It was a sign of the Shangri-La Dialogue’s declining relevance when China sent a low-level delegation and India no delegation at all to this year’s talkfest. To ensure its future standing, this important meeting needs to shift its focus to achieving concrete security cooperation outcomes.

The Shangri-La Dialogue (SLD), one of the highest-level regional security meetings, attracts much media attention each year. However, the relevance of the SLD to regional security is under serious challenge.

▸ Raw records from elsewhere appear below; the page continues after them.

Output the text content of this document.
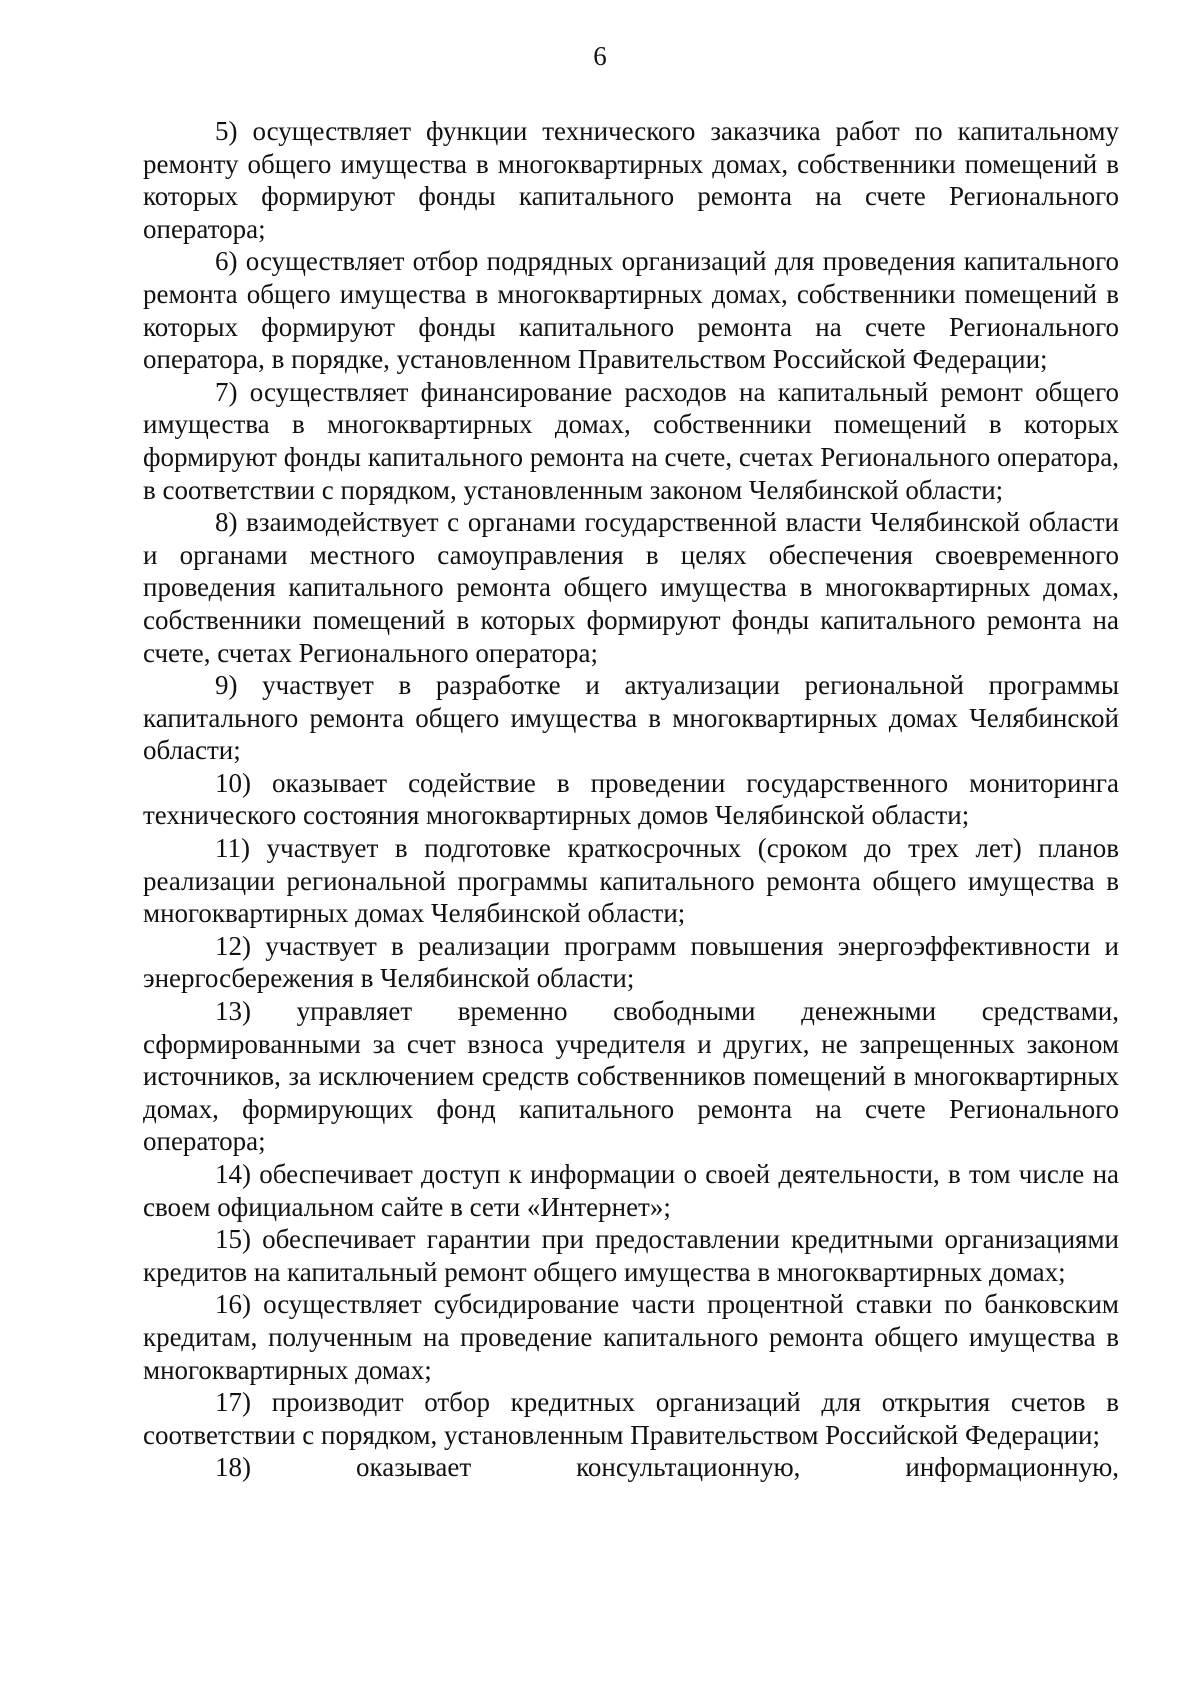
6

5) осуществляет функции технического заказчика работ по капитальному ремонту общего имущества в многоквартирных домах, собственники помещений в которых формируют фонды капитального ремонта на счете Регионального оператора;

6) осуществляет отбор подрядных организаций для проведения капитального ремонта общего имущества в многоквартирных домах, собственники помещений в которых формируют фонды капитального ремонта на счете Регионального оператора, в порядке, установленном Правительством Российской Федерации;

7) осуществляет финансирование расходов на капитальный ремонт общего имущества в многоквартирных домах, собственники помещений в которых формируют фонды капитального ремонта на счете, счетах Регионального оператора, в соответствии с порядком, установленным законом Челябинской области;

8) взаимодействует с органами государственной власти Челябинской области и органами местного самоуправления в целях обеспечения своевременного проведения капитального ремонта общего имущества в многоквартирных домах, собственники помещений в которых формируют фонды капитального ремонта на счете, счетах Регионального оператора;

9) участвует в разработке и актуализации региональной программы капитального ремонта общего имущества в многоквартирных домах Челябинской области;

10) оказывает содействие в проведении государственного мониторинга технического состояния многоквартирных домов Челябинской области;

11) участвует в подготовке краткосрочных (сроком до трех лет) планов реализации региональной программы капитального ремонта общего имущества в многоквартирных домах Челябинской области;

12) участвует в реализации программ повышения энергоэффективности и энергосбережения в Челябинской области;

13) управляет временно свободными денежными средствами, сформированными за счет взноса учредителя и других, не запрещенных законом источников, за исключением средств собственников помещений в многоквартирных домах, формирующих фонд капитального ремонта на счете Регионального оператора;

14) обеспечивает доступ к информации о своей деятельности, в том числе на своем официальном сайте в сети «Интернет»;

15) обеспечивает гарантии при предоставлении кредитными организациями кредитов на капитальный ремонт общего имущества в многоквартирных домах;

16) осуществляет субсидирование части процентной ставки по банковским кредитам, полученным на проведение капитального ремонта общего имущества в многоквартирных домах;

17) производит отбор кредитных организаций для открытия счетов в соответствии с порядком, установленным Правительством Российской Федерации;

18) оказывает консультационную, информационную,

The SLD has become an occasion to showcase different, yet clichéd, official lines for regional actors, rather than a place for real dialogue. While US Secretary of Defense James Mattis tried to ease concerns about the US commitment to the region, China reiterated its idea of building a ‘community of common destiny’ and cooperative security. However, neither the United States nor China offered any substantially new ideas on how to address various security challenges in the region, such as the rising threat of terrorism or the looming crisis on the Korean Peninsula.

It is no surprise that Australian, Japanese and US delegates openly criticised China’s aggressive behaviour in the South China Sea. However, Australian Prime Minister Malcolm Turnbull’s call for respecting a rules-based order fell on deaf ears. No one knows what the so-called ‘rules’ are or will be in the future because the United States, the builder of the liberal order after World War II, has started to renege on its commitments, first to the Trans-Pacific Partnership and recently to the Paris climate accord.

The Southeast Asian countries have seemed to stay cool, and the South China Sea (SCS) situation has improved dramatically since last year. The negotiation between China and ASEAN states on the long-awaited Code of Conduct (COC) is gradually progressing. The SCS no longer dominates the headlines for the capitals in Southeast Asia, although the US Navy’s high-profile freedom of navigation operation in the SCS just 10 days before the SLD reminded the region of the unsettled disputes.